S. taught that the actor must have exact knowledge of himself and of the people he sets out to portray. Nothing that is not taken from the actor's observation, or confirmed by observation, is fit to be observed by the audience.
— Bertolt Brecht, 1952.
“An actor should be observant not only on the stage, but also in real life. He should concentrate with all his being on whatever attracts his attention. He should look at an object, not as any absent-minded passer-by, but with penetration. Otherwise his whole creative method will prove lopsided and bear no relation to life.”
Stanislavski noted that powers of observation were not equally distributed: some people are naturally observant; others “are unable to develop this power of observation even sufficiently to preserve their own interests…. But you cannot put into a person what he does not possess; he can only try to develop whatever power he may have."
He encouraged actors to study nature, then human creations (art, literature, and music), and finally human behavior. Here, Stanislavski believed rational analysis was inadequate. “Very often we cannot come through definite data to know the inner life of the person we are studying, and can only reach towards it by means of intuitive feeling…. Here … we are dealing with powers of observation that are subconscious in their origin.
Brecht, too, believed that an actor’s performance should demonstrate his or her knowledge of human behavior. Going beyond Stanislavski’s insistence that an actor not try to arouse a feeling directly, but focus instead on actions, Brecht was less concerned that an actor make his character understandable to the audience than that he or she communicate what takes place.
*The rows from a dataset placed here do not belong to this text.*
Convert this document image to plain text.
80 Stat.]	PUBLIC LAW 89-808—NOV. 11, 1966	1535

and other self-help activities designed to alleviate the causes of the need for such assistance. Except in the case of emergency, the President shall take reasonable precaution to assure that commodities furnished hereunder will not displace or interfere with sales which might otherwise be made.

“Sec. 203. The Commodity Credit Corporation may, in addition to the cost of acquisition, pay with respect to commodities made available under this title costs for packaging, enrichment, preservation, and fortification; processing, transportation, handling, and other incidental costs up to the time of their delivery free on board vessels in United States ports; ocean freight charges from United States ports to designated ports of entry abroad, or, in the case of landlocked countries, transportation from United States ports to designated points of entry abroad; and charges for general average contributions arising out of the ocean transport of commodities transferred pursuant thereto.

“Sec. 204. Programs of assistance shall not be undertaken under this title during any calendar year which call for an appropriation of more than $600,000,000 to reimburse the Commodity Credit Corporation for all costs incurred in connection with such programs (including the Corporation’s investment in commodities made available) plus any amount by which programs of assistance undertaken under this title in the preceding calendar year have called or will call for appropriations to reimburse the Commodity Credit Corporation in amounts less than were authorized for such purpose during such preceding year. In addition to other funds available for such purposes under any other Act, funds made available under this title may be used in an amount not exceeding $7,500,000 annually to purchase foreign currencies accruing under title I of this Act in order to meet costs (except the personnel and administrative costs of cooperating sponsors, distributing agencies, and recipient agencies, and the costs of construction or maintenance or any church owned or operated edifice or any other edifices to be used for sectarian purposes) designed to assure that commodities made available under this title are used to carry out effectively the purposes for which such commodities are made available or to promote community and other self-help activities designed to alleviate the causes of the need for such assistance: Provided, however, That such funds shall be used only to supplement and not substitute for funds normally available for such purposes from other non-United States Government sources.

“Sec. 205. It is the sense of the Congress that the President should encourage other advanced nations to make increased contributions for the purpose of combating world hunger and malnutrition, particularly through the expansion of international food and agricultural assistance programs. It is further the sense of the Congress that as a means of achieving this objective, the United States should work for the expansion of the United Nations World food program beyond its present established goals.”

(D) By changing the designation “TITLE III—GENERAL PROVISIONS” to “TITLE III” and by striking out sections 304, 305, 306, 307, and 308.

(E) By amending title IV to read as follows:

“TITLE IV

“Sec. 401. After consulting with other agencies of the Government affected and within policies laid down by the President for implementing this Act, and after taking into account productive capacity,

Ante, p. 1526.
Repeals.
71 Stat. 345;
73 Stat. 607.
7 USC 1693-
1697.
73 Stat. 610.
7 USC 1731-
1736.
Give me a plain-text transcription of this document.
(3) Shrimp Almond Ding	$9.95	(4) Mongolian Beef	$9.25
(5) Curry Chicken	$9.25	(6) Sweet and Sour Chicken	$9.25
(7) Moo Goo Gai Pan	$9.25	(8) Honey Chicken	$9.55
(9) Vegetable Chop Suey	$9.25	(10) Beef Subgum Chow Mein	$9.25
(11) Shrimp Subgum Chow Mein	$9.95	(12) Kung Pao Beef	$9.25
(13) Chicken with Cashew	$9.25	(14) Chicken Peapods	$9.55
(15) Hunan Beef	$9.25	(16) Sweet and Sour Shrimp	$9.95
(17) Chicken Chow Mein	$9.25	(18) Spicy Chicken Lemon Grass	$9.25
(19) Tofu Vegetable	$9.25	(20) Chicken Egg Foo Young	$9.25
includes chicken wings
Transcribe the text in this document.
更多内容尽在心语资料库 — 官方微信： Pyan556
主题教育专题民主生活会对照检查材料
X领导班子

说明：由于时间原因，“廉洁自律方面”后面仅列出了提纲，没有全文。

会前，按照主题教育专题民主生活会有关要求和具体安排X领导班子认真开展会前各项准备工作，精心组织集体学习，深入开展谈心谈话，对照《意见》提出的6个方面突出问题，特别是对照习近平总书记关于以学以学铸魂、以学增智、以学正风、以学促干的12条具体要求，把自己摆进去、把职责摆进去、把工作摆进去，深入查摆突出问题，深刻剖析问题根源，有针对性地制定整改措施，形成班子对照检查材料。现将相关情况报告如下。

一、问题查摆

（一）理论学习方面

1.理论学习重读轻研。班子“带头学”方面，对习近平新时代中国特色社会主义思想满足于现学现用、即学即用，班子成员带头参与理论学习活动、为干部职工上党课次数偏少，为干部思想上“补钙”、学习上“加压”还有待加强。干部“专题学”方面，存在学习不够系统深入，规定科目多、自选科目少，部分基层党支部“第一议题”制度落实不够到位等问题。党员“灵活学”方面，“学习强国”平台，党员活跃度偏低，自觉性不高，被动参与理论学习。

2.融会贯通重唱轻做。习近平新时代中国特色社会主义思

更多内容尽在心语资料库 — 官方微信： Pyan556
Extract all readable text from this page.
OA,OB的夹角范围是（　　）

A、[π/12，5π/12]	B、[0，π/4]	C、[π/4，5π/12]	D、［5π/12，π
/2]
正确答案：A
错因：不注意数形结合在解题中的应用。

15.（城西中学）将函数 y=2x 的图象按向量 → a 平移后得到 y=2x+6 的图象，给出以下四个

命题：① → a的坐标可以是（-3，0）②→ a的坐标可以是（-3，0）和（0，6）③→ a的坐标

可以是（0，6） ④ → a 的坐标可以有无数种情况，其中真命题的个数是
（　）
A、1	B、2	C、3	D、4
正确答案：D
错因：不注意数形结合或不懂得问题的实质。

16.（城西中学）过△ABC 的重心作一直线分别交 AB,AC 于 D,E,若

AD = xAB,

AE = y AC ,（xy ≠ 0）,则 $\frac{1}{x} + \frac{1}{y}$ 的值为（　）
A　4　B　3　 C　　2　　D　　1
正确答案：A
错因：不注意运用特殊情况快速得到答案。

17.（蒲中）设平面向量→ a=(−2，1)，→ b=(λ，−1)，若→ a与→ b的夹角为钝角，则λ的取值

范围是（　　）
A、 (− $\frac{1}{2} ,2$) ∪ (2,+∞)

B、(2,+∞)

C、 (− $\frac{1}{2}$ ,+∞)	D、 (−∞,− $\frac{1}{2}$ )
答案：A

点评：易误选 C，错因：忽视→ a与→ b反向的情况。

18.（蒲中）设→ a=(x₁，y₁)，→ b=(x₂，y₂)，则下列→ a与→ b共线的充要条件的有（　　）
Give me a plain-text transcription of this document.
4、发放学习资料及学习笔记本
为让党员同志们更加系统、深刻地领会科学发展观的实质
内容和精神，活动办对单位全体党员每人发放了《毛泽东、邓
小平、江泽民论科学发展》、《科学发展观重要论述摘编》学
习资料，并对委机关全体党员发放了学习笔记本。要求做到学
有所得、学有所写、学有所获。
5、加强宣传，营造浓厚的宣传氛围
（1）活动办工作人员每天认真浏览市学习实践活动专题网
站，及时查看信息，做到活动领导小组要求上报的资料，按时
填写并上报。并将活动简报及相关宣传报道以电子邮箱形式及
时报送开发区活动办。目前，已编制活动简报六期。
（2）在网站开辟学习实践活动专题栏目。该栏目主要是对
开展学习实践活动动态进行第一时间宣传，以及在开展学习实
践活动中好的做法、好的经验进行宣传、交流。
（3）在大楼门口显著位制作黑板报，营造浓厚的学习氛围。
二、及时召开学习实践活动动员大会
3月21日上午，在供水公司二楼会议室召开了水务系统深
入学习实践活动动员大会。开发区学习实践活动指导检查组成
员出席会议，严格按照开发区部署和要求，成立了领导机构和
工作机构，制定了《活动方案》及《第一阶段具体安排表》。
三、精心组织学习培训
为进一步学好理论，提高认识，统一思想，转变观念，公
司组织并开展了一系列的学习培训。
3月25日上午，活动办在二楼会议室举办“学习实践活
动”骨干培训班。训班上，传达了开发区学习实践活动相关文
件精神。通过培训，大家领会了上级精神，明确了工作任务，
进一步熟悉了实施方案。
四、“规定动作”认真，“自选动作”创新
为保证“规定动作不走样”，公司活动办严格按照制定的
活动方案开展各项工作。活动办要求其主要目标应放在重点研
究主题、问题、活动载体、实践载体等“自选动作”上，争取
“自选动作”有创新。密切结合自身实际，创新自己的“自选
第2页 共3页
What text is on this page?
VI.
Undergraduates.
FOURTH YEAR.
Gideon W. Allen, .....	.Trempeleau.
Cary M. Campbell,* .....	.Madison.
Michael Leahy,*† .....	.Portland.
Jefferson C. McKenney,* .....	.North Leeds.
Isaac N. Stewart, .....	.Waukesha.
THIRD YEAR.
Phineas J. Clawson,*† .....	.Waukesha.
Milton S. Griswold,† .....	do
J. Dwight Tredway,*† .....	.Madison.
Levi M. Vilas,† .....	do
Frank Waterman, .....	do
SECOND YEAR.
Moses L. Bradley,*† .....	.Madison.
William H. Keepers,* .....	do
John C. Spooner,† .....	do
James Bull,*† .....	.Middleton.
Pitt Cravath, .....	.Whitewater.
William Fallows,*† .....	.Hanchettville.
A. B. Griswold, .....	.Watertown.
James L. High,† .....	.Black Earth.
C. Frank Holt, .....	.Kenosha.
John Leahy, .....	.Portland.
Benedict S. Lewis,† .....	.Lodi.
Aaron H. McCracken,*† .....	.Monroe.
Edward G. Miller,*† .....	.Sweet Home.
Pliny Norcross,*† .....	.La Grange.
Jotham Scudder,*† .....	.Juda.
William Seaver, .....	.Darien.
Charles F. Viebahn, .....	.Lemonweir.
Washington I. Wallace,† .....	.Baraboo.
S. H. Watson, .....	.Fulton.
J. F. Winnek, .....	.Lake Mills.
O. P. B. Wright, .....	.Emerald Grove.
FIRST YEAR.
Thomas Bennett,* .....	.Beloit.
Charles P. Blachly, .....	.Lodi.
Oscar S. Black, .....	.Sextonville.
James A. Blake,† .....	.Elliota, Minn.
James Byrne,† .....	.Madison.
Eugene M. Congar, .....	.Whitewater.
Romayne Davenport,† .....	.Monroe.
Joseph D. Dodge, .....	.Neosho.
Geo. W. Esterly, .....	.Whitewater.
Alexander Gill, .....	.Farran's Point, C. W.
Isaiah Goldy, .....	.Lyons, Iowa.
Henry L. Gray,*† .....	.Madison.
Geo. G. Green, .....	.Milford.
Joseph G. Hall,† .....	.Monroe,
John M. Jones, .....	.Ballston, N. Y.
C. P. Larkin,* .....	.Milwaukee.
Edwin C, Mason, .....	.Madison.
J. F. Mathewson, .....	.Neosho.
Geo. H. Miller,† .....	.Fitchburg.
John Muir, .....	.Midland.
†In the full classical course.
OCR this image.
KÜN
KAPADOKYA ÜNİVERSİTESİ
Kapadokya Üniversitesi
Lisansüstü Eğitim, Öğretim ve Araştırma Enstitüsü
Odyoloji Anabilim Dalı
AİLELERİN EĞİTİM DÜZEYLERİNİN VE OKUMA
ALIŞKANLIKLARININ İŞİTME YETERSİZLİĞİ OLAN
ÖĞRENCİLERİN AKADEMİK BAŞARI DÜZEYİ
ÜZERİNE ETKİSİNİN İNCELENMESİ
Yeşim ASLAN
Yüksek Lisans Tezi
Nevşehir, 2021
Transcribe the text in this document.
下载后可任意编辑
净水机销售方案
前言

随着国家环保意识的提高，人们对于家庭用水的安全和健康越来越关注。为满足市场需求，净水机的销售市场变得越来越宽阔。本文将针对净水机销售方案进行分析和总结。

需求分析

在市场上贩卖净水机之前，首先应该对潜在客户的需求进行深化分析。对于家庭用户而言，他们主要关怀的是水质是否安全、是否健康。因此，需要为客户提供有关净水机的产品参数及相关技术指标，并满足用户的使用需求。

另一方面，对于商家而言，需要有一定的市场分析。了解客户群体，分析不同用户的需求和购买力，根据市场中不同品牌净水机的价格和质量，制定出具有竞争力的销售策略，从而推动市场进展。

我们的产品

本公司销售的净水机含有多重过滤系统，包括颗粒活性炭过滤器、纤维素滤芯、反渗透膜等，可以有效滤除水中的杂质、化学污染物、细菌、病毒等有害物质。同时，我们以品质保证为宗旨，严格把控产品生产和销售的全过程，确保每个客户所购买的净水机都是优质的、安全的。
“Observation is a major part of acting,” Brecht wrote. “The actor observes his fellowmen with all his nerves and muscles in an act of imitation which is at the same time a process of the mind. For pure imitation would only bring out what had been observed; and this is not enough, because the original says what it has to say with too subdued a voice. To achieve a character rather than a caricature, the actor looks at people as though they were playing him their actions, in other words as though they were advising him to give their actions careful consideration.”